What the kids don’t understand
The weekend was a parent’s nightmare… and the youngster still does not comprehend. All I can think is that one day he might, one day when he has a teenager or two of his own.
Friday evening went according to plan. The young lad dressed up in his fashionable best to go “clubbing” in town with a friend, the other youngster picking him up in one of those vehicles that you hear coming from several hundred metres away. It misfires on most of it’s cylinders, it backfires quite rudely as well, and the boombox inside booms loudly outside - there is really no need for a horn. There is no need to get out and knock on the door. We know he’s arrived at the gate. And kiddo emerges fresh and clean from his shower, dressed spiffingly smart for the date. “Bye Mom” he shouts, flinging open the door, “I’ll stay over somewhere, I’m bound to be late” he calls out as he heads down the path. A car door slams shut, the engine is revved, and with a bang and a splutter departs. The roar up the hill is the last that I hear with the beat from the boombox left to repeat in my ear.

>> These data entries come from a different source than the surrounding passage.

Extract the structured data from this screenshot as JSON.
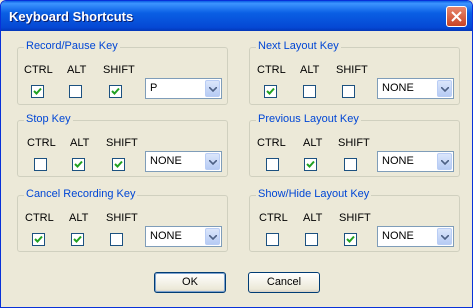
{
  "window": {
    "title": "Keyboard Shortcuts"
  },
  "labels": {
    "ctrl": "CTRL",
    "alt": "ALT",
    "shift": "SHIFT"
  },
  "groups": [
    {
      "title": "Record/Pause Key",
      "ctrl": true,
      "alt": false,
      "shift": true,
      "key": "P"
    },
    {
      "title": "Stop Key",
      "ctrl": false,
      "alt": true,
      "shift": true,
      "key": "NONE"
    },
    {
      "title": "Cancel Recording Key",
      "ctrl": true,
      "alt": true,
      "shift": false,
      "key": "NONE"
    },
    {
      "title": "Next Layout Key",
      "ctrl": true,
      "alt": false,
      "shift": false,
      "key": "NONE"
    },
    {
      "title": "Previous Layout Key",
      "ctrl": false,
      "alt": true,
      "shift": false,
      "key": "NONE"
    },
    {
      "title": "Show/Hide Layout Key",
      "ctrl": false,
      "alt": false,
      "shift": true,
      "key": "NONE"
    }
  ],
  "buttons": {
    "ok": "OK",
    "cancel": "Cancel"
  },
  "colors": {
    "titlebar": "#0a5fe4",
    "legend": "#0046d5",
    "check": "#21a121"
  }
}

Saturday dawns and is peaceful all day - no teenager din, no mess left around, no fast food demands, no anything else untoward. But the day wears on and I do need to know if he’ll be gracing us with his presence for dinner. Talking to kids is best done by phone - they hear with their eyes, not their ears, and read acronyms rather than words. I text him a message and one comes straight back, deciphered to say not really but to keep him a meal anyway, later.
The hands of the clock move steadily round, and soon it is half past eleven. I know its a while since it was my turn as a teen, but 11.30 pm still strikes me as “later” enough. Time for a text ’cause I do want to know - are you going to sleep here tonight? And again at two in the morning, but his phone is turned off. And at 3.30 am - I am quite unable to sleep. The youngster is known for his brave encounters with danger, for silly stuff that wise folk avoid. He will walk lonely streets where others plan not to be, except those who are out for no good. Memories of the incident where he hid terrified for several hours in a bush while being hunted down by a knife weilding manaical meth-head did not help me at all.
The sunrise on Sunday gave a golden red glow to a sky saying farewell to the night, and the birds in the trees woke up singing their praises for a new day full of promise and grace. No response to my messages, nothing at all - and definitely not like him one bit. I call some of his friends but they haven’t a clue - they’ve not seen him nor know where he is. If only teenagers knew why their parents grow old, what makes them so anxious and weary… What was he doing? Just having fun, or lying robbed, beaten and bleeding or worse somewhere out there on his own?
By late afternoon we have a plan. First hubby goes searching the track. From the end of it’s length he calls me to say at least there is no sign of him there. I print off some photos. We are about to call the Police when my cell phone gives one of it’s beeps. “Im cumin hom Mum”
The youngster turns up and comes through the door, amazed that anything’s wrong. What’s all the fuss, he wonders non-plussed - of course he is fine, and has had a good time, and it was just that his phone battery went flat. So what’s wrong with a land line, a friend’s battery, a friend’s cell phone? I never did get an answer. I’m just a silly old moo of a Mom and it has really been a great weekend.
But not for me.
A message of encouragement for parents…
The behaviour of our children is not necessarily a judgement of our abilities as parents. We can do the best we possibly can with the resources that are available to us, and still not everything works out as we would wish. It is not an ideal world and people are not perfect.
It is a good thing to remember that God our Father, who can hardly be faulted in any respect, has a whole worldful of children - namely, ourselves.
And we all know that many of them can be quite badly behaved, by their own doing, over and over again.